Section 3: Compaction → Working Memory Flow

Current Flow

history exceeds threshold
  → compactHistory() produces summary string
  → summary replaces trimmed messages in session history
  → summary string discarded

New Flow

history exceeds threshold
  → compactHistory() produces summary string
  → summary replaces trimmed messages in session history
  → summary written to user/working (replaces previous)
  → memory extraction writes facts to user/profile + user/patterns

Compaction Prompt Change

Today's compaction uses a generic summarization prompt. Add a personal-assistant-focused variant that explicitly captures:

  • What the user was working on and current status
  • Decisions made and their outcomes
  • Preferences or constraints the user expressed
  • Open threads and follow-up items

This makes user/working genuinely useful as a "picking up where we left off" snapshot rather than a generic recap.

The improved prompt is only used when user_namespace is set. Existing generic compaction is unchanged otherwise.


Section 4: Session Start Injection

Injection Point

A new one-time _injectSessionContext() call in the orchestrator, triggered before the first user message of a new session.

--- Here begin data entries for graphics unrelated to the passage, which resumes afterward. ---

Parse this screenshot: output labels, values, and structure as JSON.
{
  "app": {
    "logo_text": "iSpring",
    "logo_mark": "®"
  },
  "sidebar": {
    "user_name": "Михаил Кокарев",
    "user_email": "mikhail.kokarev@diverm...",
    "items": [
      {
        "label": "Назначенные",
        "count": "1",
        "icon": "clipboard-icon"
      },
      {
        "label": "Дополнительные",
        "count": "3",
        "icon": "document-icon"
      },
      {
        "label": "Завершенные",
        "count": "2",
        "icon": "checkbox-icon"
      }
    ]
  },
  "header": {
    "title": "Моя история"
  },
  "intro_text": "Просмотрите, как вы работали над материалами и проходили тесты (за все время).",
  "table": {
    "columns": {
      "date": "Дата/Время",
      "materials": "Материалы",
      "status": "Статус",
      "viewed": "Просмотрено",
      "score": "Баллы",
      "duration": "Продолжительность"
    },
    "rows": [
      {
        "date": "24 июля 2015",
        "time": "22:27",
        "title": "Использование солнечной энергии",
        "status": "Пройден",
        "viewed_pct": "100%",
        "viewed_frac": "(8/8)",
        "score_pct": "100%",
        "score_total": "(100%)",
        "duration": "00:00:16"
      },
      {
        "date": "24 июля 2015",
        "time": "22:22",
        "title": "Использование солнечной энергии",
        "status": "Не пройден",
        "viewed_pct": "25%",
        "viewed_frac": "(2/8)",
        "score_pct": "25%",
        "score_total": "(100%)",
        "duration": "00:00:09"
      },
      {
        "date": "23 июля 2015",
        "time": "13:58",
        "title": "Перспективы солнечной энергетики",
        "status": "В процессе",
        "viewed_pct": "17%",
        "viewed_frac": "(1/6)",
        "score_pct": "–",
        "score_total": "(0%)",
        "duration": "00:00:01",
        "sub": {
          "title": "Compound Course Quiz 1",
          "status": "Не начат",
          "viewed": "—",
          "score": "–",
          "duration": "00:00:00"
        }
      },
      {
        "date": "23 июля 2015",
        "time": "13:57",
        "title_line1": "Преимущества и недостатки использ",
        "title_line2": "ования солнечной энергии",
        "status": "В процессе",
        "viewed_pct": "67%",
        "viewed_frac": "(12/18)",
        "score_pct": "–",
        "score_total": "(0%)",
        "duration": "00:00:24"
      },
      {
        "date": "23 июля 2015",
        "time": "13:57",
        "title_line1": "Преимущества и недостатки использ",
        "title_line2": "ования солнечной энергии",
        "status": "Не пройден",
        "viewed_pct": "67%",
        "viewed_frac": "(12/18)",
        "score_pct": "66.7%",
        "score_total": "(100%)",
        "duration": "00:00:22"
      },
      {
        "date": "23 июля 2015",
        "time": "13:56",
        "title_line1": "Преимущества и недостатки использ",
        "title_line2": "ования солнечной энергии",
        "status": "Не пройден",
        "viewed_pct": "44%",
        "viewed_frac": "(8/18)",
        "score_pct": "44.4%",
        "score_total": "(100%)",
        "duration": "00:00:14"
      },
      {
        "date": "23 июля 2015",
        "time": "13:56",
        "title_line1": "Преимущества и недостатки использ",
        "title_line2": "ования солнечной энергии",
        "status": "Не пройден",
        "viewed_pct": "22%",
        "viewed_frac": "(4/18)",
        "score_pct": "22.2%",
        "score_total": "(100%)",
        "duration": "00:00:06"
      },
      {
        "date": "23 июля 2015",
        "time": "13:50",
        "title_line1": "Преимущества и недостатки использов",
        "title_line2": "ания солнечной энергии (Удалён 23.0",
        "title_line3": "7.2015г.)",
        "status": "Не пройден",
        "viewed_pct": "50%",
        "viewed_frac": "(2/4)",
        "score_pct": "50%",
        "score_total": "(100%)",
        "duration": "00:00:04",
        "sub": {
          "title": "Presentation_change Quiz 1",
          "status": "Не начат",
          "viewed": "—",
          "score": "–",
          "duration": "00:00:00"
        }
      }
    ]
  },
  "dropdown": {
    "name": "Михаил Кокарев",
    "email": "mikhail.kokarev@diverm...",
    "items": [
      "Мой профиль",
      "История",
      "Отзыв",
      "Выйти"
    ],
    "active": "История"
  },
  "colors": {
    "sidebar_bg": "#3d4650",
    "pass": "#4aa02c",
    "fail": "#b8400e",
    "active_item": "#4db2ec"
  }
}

Separate from the existing per-turn _injectMemoryContext().

Injection Order in System Prompt

[base system prompt — SOUL.md / IDENTITY.md / etc.]

--- Who you're talking to ---
[user/profile content]          ← always injected if present

--- Recent context ---
[user/working content]          ← injected if not expired

[adaptive per-turn memory injection — unchanged, runs every turn]

Idempotency

Session-start injection is tracked by a boolean flag on the orchestrator instance. Reconnects to the same session ID do not re-inject.

Graceful Degradation

Condition Behavior
No user/profile file Skip block silently
user/working expired Skip block, log at debug level
Memory store not configured Entire feature no-ops
user_namespace not set Current behavior, unchanged

Optional Proactive Greeting

When proactive_session_greeting: true, include a system instruction on the first turn:

"If relevant, briefly acknowledge what the user was last working on before responding to their first message."

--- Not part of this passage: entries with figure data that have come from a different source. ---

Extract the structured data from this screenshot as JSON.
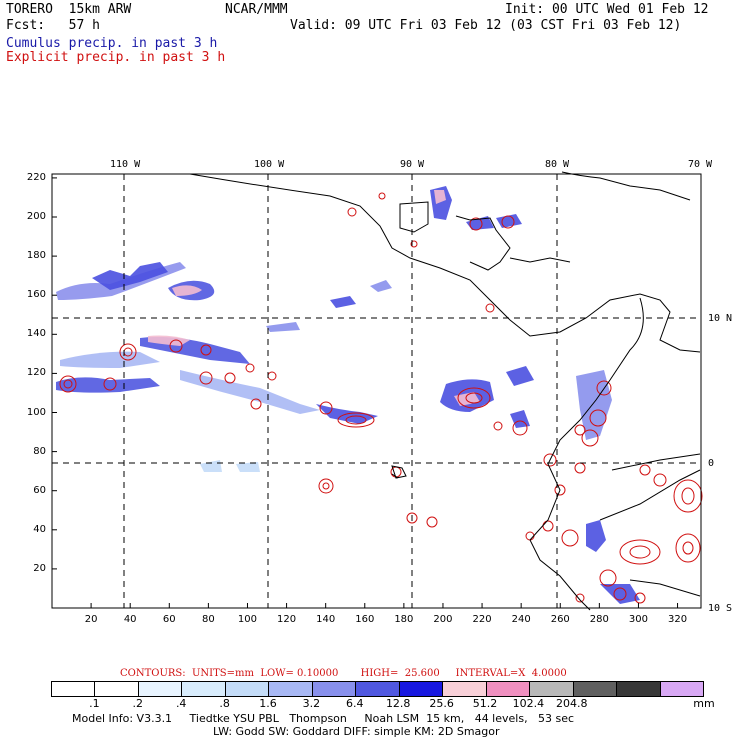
{
  "header": {
    "model": "TORERO  15km ARW",
    "org": "NCAR/MMM",
    "init": "Init: 00 UTC Wed 01 Feb 12",
    "fcst": "Fcst:   57 h",
    "valid": "Valid: 09 UTC Fri 03 Feb 12 (03 CST Fri 03 Feb 12)",
    "field1": "Cumulus precip. in past 3 h",
    "field2": "Explicit precip. in past 3 h"
  },
  "axes": {
    "top_lon_labels": [
      "110 W",
      "100 W",
      "90 W",
      "80 W",
      "70 W"
    ],
    "right_lat_labels": [
      "10 N",
      "0",
      "10 S"
    ],
    "y_ticks": [
      "220",
      "200",
      "180",
      "160",
      "140",
      "120",
      "100",
      "80",
      "60",
      "40",
      "20"
    ],
    "x_ticks": [
      "20",
      "40",
      "60",
      "80",
      "100",
      "120",
      "140",
      "160",
      "180",
      "200",
      "220",
      "240",
      "260",
      "280",
      "300",
      "320"
    ]
  },
  "contours_line": {
    "label": "CONTOURS:  UNITS=mm  LOW= 0.10000       HIGH=  25.600     INTERVAL=X  4.0000",
    "color": "#d01010"
  },
  "colorbar": {
    "colors": [
      "#ffffff",
      "#ffffff",
      "#e8f4ff",
      "#d8ecfc",
      "#c4dcf8",
      "#a8b8f4",
      "#8890ec",
      "#5058e0",
      "#1818e0",
      "#f8d0d8",
      "#f090c0",
      "#b8b8b8",
      "#606060",
      "#383838",
      "#d8a8f4"
    ],
    "labels": [
      ".1",
      ".2",
      ".4",
      ".8",
      "1.6",
      "3.2",
      "6.4",
      "12.8",
      "25.6",
      "51.2",
      "102.4",
      "204.8"
    ],
    "unit": "mm"
  },
  "footer": {
    "line1": "Model Info: V3.3.1     Tiedtke YSU PBL   Thompson     Noah LSM  15 km,   44 levels,   53 sec",
    "line2": "LW: Godd SW: Goddard DIFF: simple KM: 2D Smagor"
  },
  "chart_data": {
    "type": "heatmap",
    "title": "",
    "x_range": [
      0,
      332
    ],
    "y_range": [
      0,
      222
    ],
    "grid": "dashed lon/lat lines",
    "lon_lines": [
      "110 W",
      "100 W",
      "90 W",
      "80 W"
    ],
    "lat_lines": [
      "10 N",
      "0"
    ]
  }
}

Off by default. Gives the Pi-like "picking up the thread" feel when enabled.

memory:
  proactive_session_greeting: false   # default off

Section 5: Cross-Channel Identity

No per-channel plumbing needed. All channels share the orchestrator config. When user_namespace is set, every channel reads/writes user/* automatically.

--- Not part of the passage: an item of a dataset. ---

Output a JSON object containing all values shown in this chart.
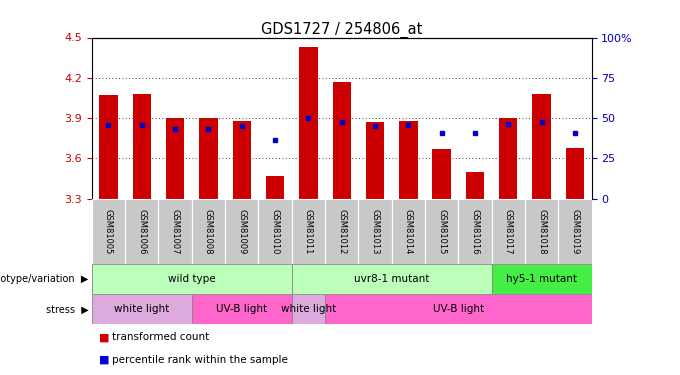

First message on a new channel — if the user switches from web UI to Telegram, user/working from web UI sessions is already present. The Telegram session injects it on first turn. This is the intended behavior.


File-Level Change Summary

File Change
src/memory/workingMemory.ts New — read/write/expiry logic for user/working
src/memory/store.ts Add writeWithMetadata() supporting timestamped/expiry headers
src/context/compaction.ts Add personal-assistant-focused compaction prompt option
src/backends/native/orchestrator.ts Session-start injection + write working memory after compaction
src/config/schema.ts New fields: user_namespace, working_memory_ttl_days, working_memory_max_tokens, proactive_session_greeting
src/daemon/index.ts Pass user namespace config through to orchestrator

Config Reference (full)

memory:
  # Shared identity namespace. When set, all channels share user/* memory.
  # Absent (default) = current session-scoped behavior, unchanged.
  user_namespace: "user"

  # How long working memory stays valid after the last compaction.
  working_memory_ttl_days: 14

  # Token budget for working memory injection at session start.
  working_memory_max_tokens: 1000

  # If true, instruct the model to acknowledge prior context on session start.
  proactive_session_greeting: false

Success Criteria

  1. Working memory survives a daemon restart and is injected on next session start.
  2. Switching channels (e.g. Telegram → web UI) injects the same user/working content.
  3. user_namespace absent = zero behavior change vs today (regression-safe).
  4. Compaction with user_namespace set writes to user/working on every run.
  5. Expired working memory is silently ignored without error.